Malignant melanoma is relatively rare, but is the cause of most deaths as the cancer can spread to other organs in the body. Non-melanoma skin cancer is usually very treatable and defined to specific parts of the body. The most common cause of these types of skin cancer is over exposure to UV-rays, which can be found in sunlight or on sunbeds.
The overexposure of UV rays causes a change in the cells of your skin that causes an uncontrolled rapid growth of cells, eventually producing a lump of tissue called a tumour. The main symptom of non-melanoma, the least serious, is the appearance of a bump or discoloured patch of skin that doesn’t heal, and can sometimes grow quite large. They can appear anywhere over the body, but usually appear on the face, neck or arms where skin is most exposed to sunlight.
If the bump shows no sign of healing within 14 days, it is advised to go and visit your doctor. Treatment for non-melanoma skin cancer will depend on the type, location and progression of the tumour. Malignant melanoma can appear anywhere on the body, but the back, legs and arms are the most common places, the first sign is the appearance of a new mole, or a change in an existing mole. It is very important, as soon as you notice something unusual, to go and visit your GP.

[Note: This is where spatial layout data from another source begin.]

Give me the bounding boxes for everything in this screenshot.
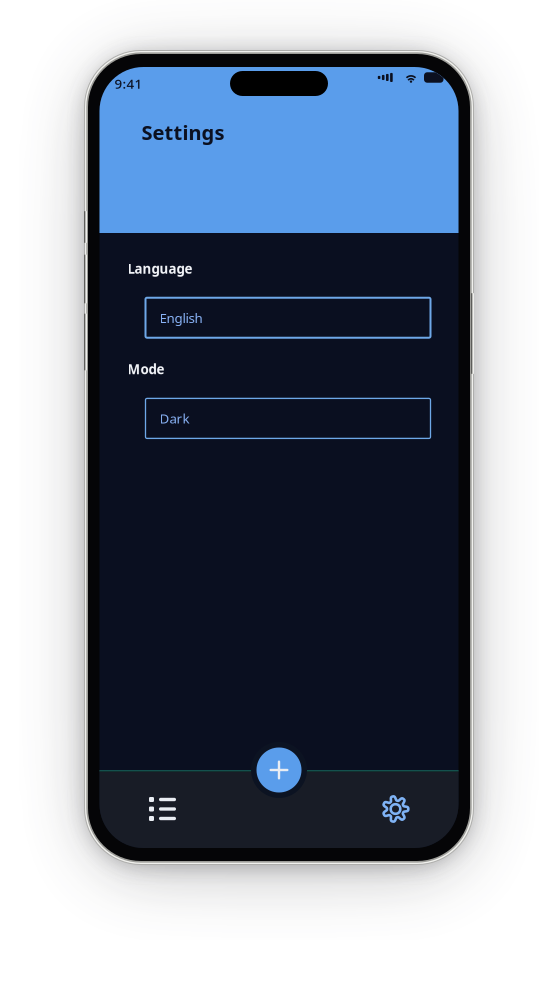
staticText: Settings bbox=[142, 119, 224, 146]
button[interactable]: Add bbox=[251, 742, 307, 798]
staticText: Dark bbox=[160, 410, 190, 427]
staticText: Mode bbox=[128, 360, 164, 378]
button[interactable]: Dark bbox=[146, 398, 430, 438]
staticText: Language bbox=[128, 260, 192, 277]
staticText: English bbox=[160, 309, 202, 327]
button[interactable]: Settings bbox=[360, 770, 432, 848]
button[interactable]: English bbox=[146, 298, 430, 338]
button[interactable]: List bbox=[126, 770, 198, 848]
staticText: 9:41 bbox=[114, 75, 142, 92]
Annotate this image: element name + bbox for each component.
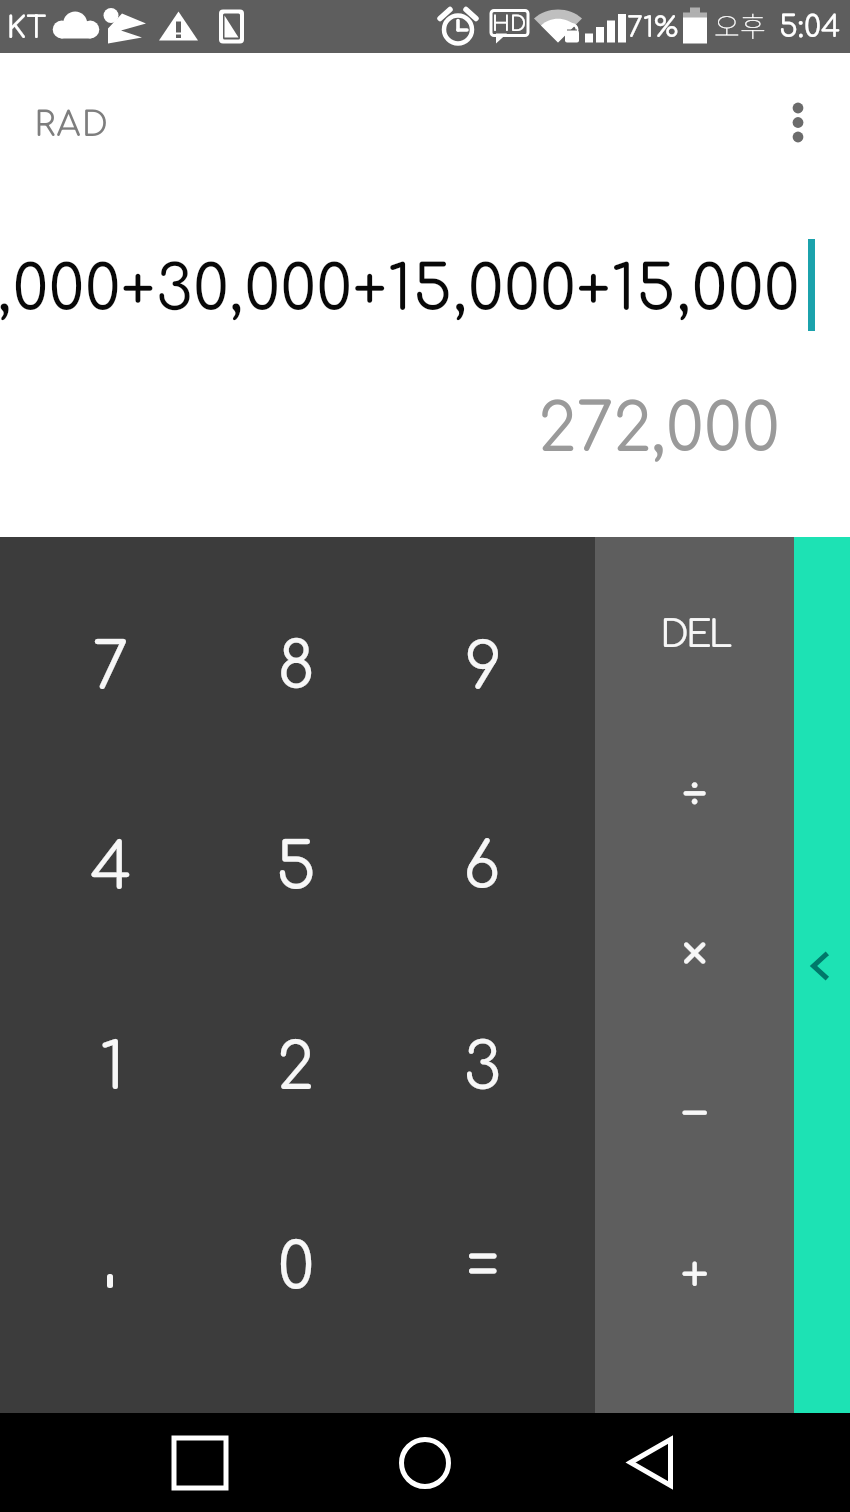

Usually it will be treated either by the cancer being surgically removed, which is likely to leave scarring, radiotherapy, which involves using low doses of radiation to destroy the cancerous cells, or chemotherapy which uses medicines to kill the cancerous cells, but this can only be used if only the top layer of skin is affected.
The best way to avoid skin cancer is to avoid over exposure to the skin from sunlight, cover up, or stay in the shade when the sun when is it at its strongest (between midday and two), use high SPF sun cream and don’t excessively use tanning beds. If you are worried about a bump or discoloured patch of skin, it is important to go and visit your GP who will be able to advise you or refer you on to a dermatology expert.